Cosa potrebbe davvero aiutare la ripartenza del turismo organizzato incoming e di lungo raggio?
«Molte cose direi. I corridoi turistici, certo, ma anche e soprattutto protocolli e regole uguali per tutti in Europa. Bisognerebbe ad esempio avere una politica comune su quali vaccini accettare, le stesse condizioni per musei e ristoranti. Serve un coordinamento politico, non soltanto tra regioni, ma anche tra nazioni europee. I sondaggi sul sentiment dei viaggiatori all’estero, ci dicono ad esempio che il 50% degli americani, seppure abbia molta voglia di tornare a viaggiare, preferisce rimandare per paura delle regole poco chiare. I turisti da oltre oceano, quando decidono di venire in Europa, vogliono usare al meglio il tempo a disposizione, e spesso visitano più Paesi nello stesso viaggio. L’idea di doversi adeguare a regole così radicalmente diverse tra Paesi scoraggia moltissimo le partenze. Poi, la speranza è anche che il ministero del Turismo apra dei tavoli settoriali, per toccare con mano quali sono le esigenze e le problematiche dei singoli comparti, dal turismo termale, all’incoming, al turismo scolastico, etc. Solo così si può aiutare davvero il comparto».

Tema ristori: a vostro parere sono stati congrui? Le promesse del ministro sono state mantenute?

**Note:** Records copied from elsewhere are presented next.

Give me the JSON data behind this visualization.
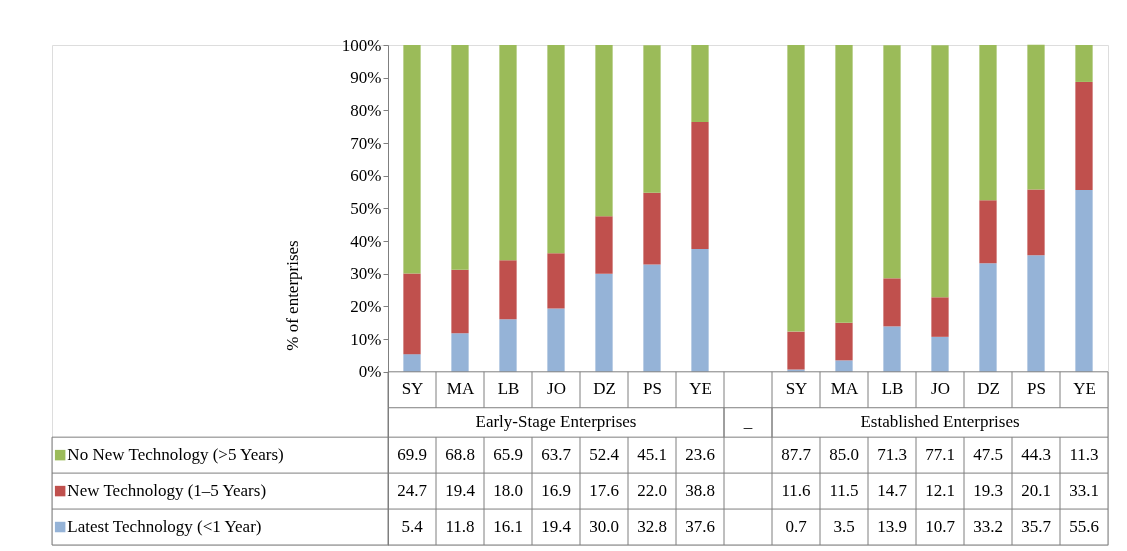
{
  "chart_data": {
    "type": "bar",
    "stacked": true,
    "legend": "bottom left",
    "grid": false,
    "ylabel": "% of enterprises",
    "categories": [
      "SY",
      "MA",
      "LB",
      "JO",
      "DZ",
      "PS",
      "YE",
      null,
      "SY",
      "MA",
      "LB",
      "JO",
      "DZ",
      "PS",
      "YE"
    ],
    "annotations": [
      "Early-Stage Enterprises",
      "_",
      "Established Enterprises"
    ],
    "ylim": [
      0,
      100
    ],
    "yticks": [
      {
        "value": 0,
        "label": "0%"
      },
      {
        "value": 10,
        "label": "10%"
      },
      {
        "value": 20,
        "label": "20%"
      },
      {
        "value": 30,
        "label": "30%"
      },
      {
        "value": 40,
        "label": "40%"
      },
      {
        "value": 50,
        "label": "50%"
      },
      {
        "value": 60,
        "label": "60%"
      },
      {
        "value": 70,
        "label": "70%"
      },
      {
        "value": 80,
        "label": "80%"
      },
      {
        "value": 90,
        "label": "90%"
      },
      {
        "value": 100,
        "label": "100%"
      }
    ],
    "series": [
      {
        "name": "Latest Technology (<1 Year)",
        "color": "#95b3d7",
        "values": [
          5.4,
          11.8,
          16.1,
          19.4,
          30.0,
          32.8,
          37.6,
          null,
          0.7,
          3.5,
          13.9,
          10.7,
          33.2,
          35.7,
          55.6
        ],
        "value_labels": [
          "5.4",
          "11.8",
          "16.1",
          "19.4",
          "30.0",
          "32.8",
          "37.6",
          null,
          "0.7",
          "3.5",
          "13.9",
          "10.7",
          "33.2",
          "35.7",
          "55.6"
        ]
      },
      {
        "name": "New Technology (1–5 Years)",
        "color": "#c0504d",
        "values": [
          24.7,
          19.4,
          18.0,
          16.9,
          17.6,
          22.0,
          38.8,
          null,
          11.6,
          11.5,
          14.7,
          12.1,
          19.3,
          20.1,
          33.1
        ],
        "value_labels": [
          "24.7",
          "19.4",
          "18.0",
          "16.9",
          "17.6",
          "22.0",
          "38.8",
          null,
          "11.6",
          "11.5",
          "14.7",
          "12.1",
          "19.3",
          "20.1",
          "33.1"
        ]
      },
      {
        "name": "No New Technology (>5 Years)",
        "color": "#9bbb59",
        "values": [
          69.9,
          68.8,
          65.9,
          63.7,
          52.4,
          45.1,
          23.6,
          null,
          87.7,
          85.0,
          71.3,
          77.1,
          47.5,
          44.3,
          11.3
        ],
        "value_labels": [
          "69.9",
          "68.8",
          "65.9",
          "63.7",
          "52.4",
          "45.1",
          "23.6",
          null,
          "87.7",
          "85.0",
          "71.3",
          "77.1",
          "47.5",
          "44.3",
          "11.3"
        ]
      }
    ]
  }
}
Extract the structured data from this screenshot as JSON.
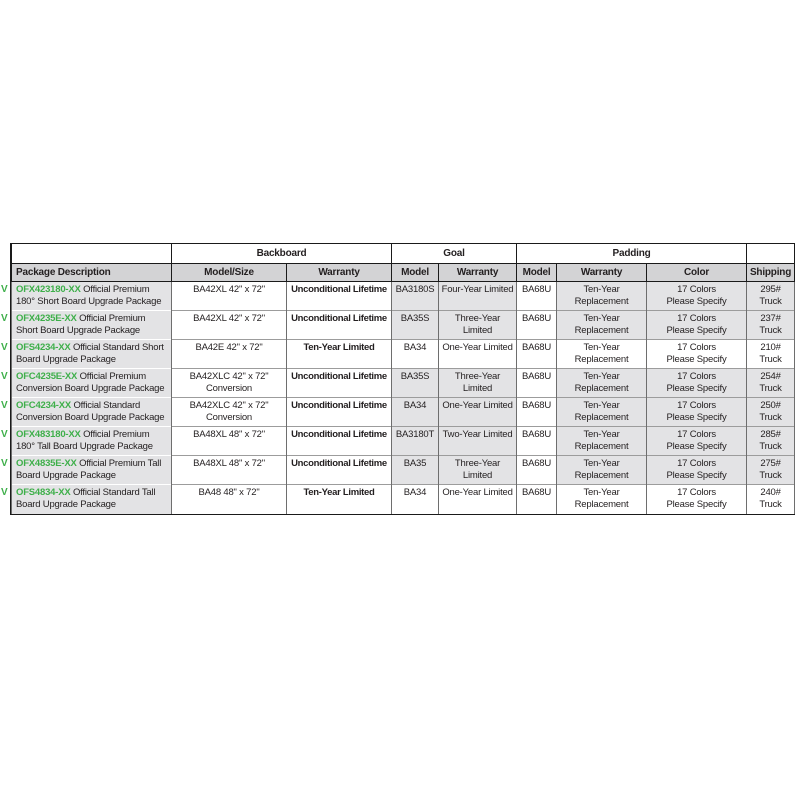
{
  "colors": {
    "accent_green": "#3eaf4a",
    "row_shade": "#e3e3e5",
    "subheader_shade": "#d3d3d5"
  },
  "table": {
    "row_marker": "V",
    "groups": [
      {
        "label": "",
        "name": "group-header-blank-left",
        "span": 1
      },
      {
        "label": "Backboard",
        "name": "group-header-backboard",
        "span": 2
      },
      {
        "label": "Goal",
        "name": "group-header-goal",
        "span": 2
      },
      {
        "label": "Padding",
        "name": "group-header-padding",
        "span": 3
      },
      {
        "label": "",
        "name": "group-header-blank-right",
        "span": 1
      }
    ],
    "columns": [
      "Package Description",
      "Model/Size",
      "Warranty",
      "Model",
      "Warranty",
      "Model",
      "Warranty",
      "Color",
      "Shipping"
    ],
    "rows": [
      {
        "part_number": "OFX423180-XX",
        "description": "Official Premium 180° Short Board Upgrade Package",
        "backboard_model": "BA42XL 42\" x 72\"",
        "backboard_warranty": "Unconditional Lifetime",
        "goal_model": "BA3180S",
        "goal_warranty": "Four-Year Limited",
        "padding_model": "BA68U",
        "padding_warranty": "Ten-Year\nReplacement",
        "padding_color": "17 Colors\nPlease Specify",
        "shipping": "295#\nTruck",
        "shaded": true
      },
      {
        "part_number": "OFX4235E-XX",
        "description": "Official Premium Short Board Upgrade Package",
        "backboard_model": "BA42XL 42\" x 72\"",
        "backboard_warranty": "Unconditional Lifetime",
        "goal_model": "BA35S",
        "goal_warranty": "Three-Year\nLimited",
        "padding_model": "BA68U",
        "padding_warranty": "Ten-Year\nReplacement",
        "padding_color": "17 Colors\nPlease Specify",
        "shipping": "237#\nTruck",
        "shaded": true
      },
      {
        "part_number": "OFS4234-XX",
        "description": "Official Standard Short Board Upgrade Package",
        "backboard_model": "BA42E 42\" x 72\"",
        "backboard_warranty": "Ten-Year Limited",
        "goal_model": "BA34",
        "goal_warranty": "One-Year Limited",
        "padding_model": "BA68U",
        "padding_warranty": "Ten-Year\nReplacement",
        "padding_color": "17 Colors\nPlease Specify",
        "shipping": "210#\nTruck",
        "shaded": false
      },
      {
        "part_number": "OFC4235E-XX",
        "description": "Official Premium Conversion Board Upgrade Package",
        "backboard_model": "BA42XLC 42\" x 72\"\nConversion",
        "backboard_warranty": "Unconditional Lifetime",
        "goal_model": "BA35S",
        "goal_warranty": "Three-Year\nLimited",
        "padding_model": "BA68U",
        "padding_warranty": "Ten-Year\nReplacement",
        "padding_color": "17 Colors\nPlease Specify",
        "shipping": "254#\nTruck",
        "shaded": true
      },
      {
        "part_number": "OFC4234-XX",
        "description": "Official Standard Conversion Board Upgrade Package",
        "backboard_model": "BA42XLC 42\" x 72\"\nConversion",
        "backboard_warranty": "Unconditional Lifetime",
        "goal_model": "BA34",
        "goal_warranty": "One-Year Limited",
        "padding_model": "BA68U",
        "padding_warranty": "Ten-Year\nReplacement",
        "padding_color": "17 Colors\nPlease Specify",
        "shipping": "250#\nTruck",
        "shaded": true
      },
      {
        "part_number": "OFX483180-XX",
        "description": "Official Premium 180° Tall Board Upgrade Package",
        "backboard_model": "BA48XL 48\" x 72\"",
        "backboard_warranty": "Unconditional Lifetime",
        "goal_model": "BA3180T",
        "goal_warranty": "Two-Year Limited",
        "padding_model": "BA68U",
        "padding_warranty": "Ten-Year\nReplacement",
        "padding_color": "17 Colors\nPlease Specify",
        "shipping": "285#\nTruck",
        "shaded": true
      },
      {
        "part_number": "OFX4835E-XX",
        "description": "Official Premium Tall Board Upgrade Package",
        "backboard_model": "BA48XL 48\" x 72\"",
        "backboard_warranty": "Unconditional Lifetime",
        "goal_model": "BA35",
        "goal_warranty": "Three-Year\nLimited",
        "padding_model": "BA68U",
        "padding_warranty": "Ten-Year\nReplacement",
        "padding_color": "17 Colors\nPlease Specify",
        "shipping": "275#\nTruck",
        "shaded": true
      },
      {
        "part_number": "OFS4834-XX",
        "description": "Official Standard Tall Board Upgrade Package",
        "backboard_model": "BA48 48\" x 72\"",
        "backboard_warranty": "Ten-Year Limited",
        "goal_model": "BA34",
        "goal_warranty": "One-Year Limited",
        "padding_model": "BA68U",
        "padding_warranty": "Ten-Year\nReplacement",
        "padding_color": "17 Colors\nPlease Specify",
        "shipping": "240#\nTruck",
        "shaded": false
      }
    ]
  }
}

«Beh, diciamo che a parte i ritardi, riconosciamo lo sforzo enorme che ha fatto il governo nell’aiutare in emergenza i professionisti del turismo. Il problema, però, è che quanto fatto finora non basta. Gli ultimi ristori sono arrivati ad agosto del 2020, ma nel frattempo la situazione per noi non è affatto migliorata, anzi. E poi abbiamo urgenza che si discuta di cose molto concrete: il rinnovo della cassa integrazione per i dipendenti prima di tutto, gli aiuti sugli affitti che a breve, se il governo non interviene, dovremo tornare a pagare, aiuti sulle tassazioni con crediti d’imposta. In vista della bassa stagione che durerà almeno fino a marzo, questo è veramente il minimo che si possa fare per garantire la mera sopravvivenza di circa 5mila aziende del settore che altrimenti, è inutile che ci giriamo intorno, chiuderanno. Aziende come la nostra, con una storia di più di  90 anni, che tra i reparti dmc, activities e hop on-hop off, dà lavoro a 150 impiegati, 70 assistenti a terra, 500 guide e 300 accompagnatori. Tutte queste persone non possono essere abbandonate».

Come vede il futuro? In particolare, come cambierà il volto dell’incoming?

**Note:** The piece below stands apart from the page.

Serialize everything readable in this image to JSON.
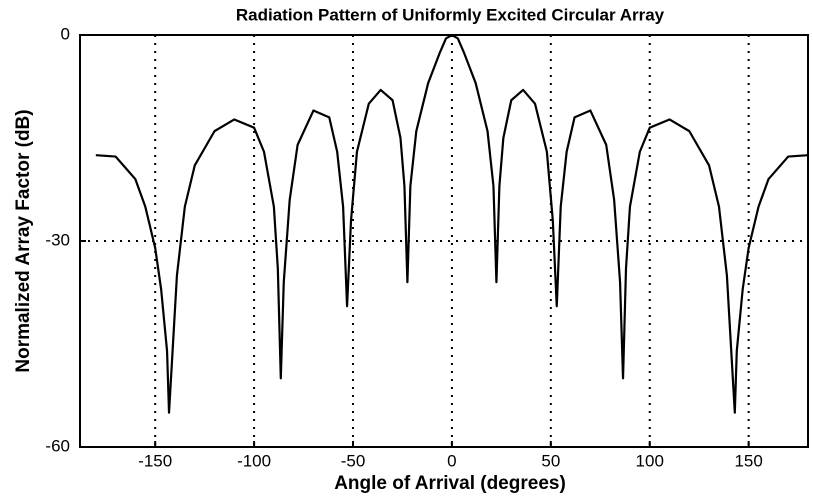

«Diciamo che per il momento non sembrano esserci molti presupposti per essere ottimisti riguardo al futuro (ride, ndr). Però sicuramente la domanda si adatterà alla nuova situazione ed è probabile che alcuni trend che si sono affermati in questi ultimi mesi si confermeranno. Nel nostro caso, abbiamo notato una richiesta in particolare di servizi privati, soprattutto per famiglie e piccoli gruppi, e attività legate all’enogastronomia. Molte anche le richieste per le visite all’aperto, motivo per cui città come Venezia registrano molte richieste. Ecco, queste tendenze si confermeranno probabilmente fino alla prossima primavera inoltrata e dobbiamo cercare di sfruttarle al meglio per resistere e sopravvivere fino ad aprile almeno».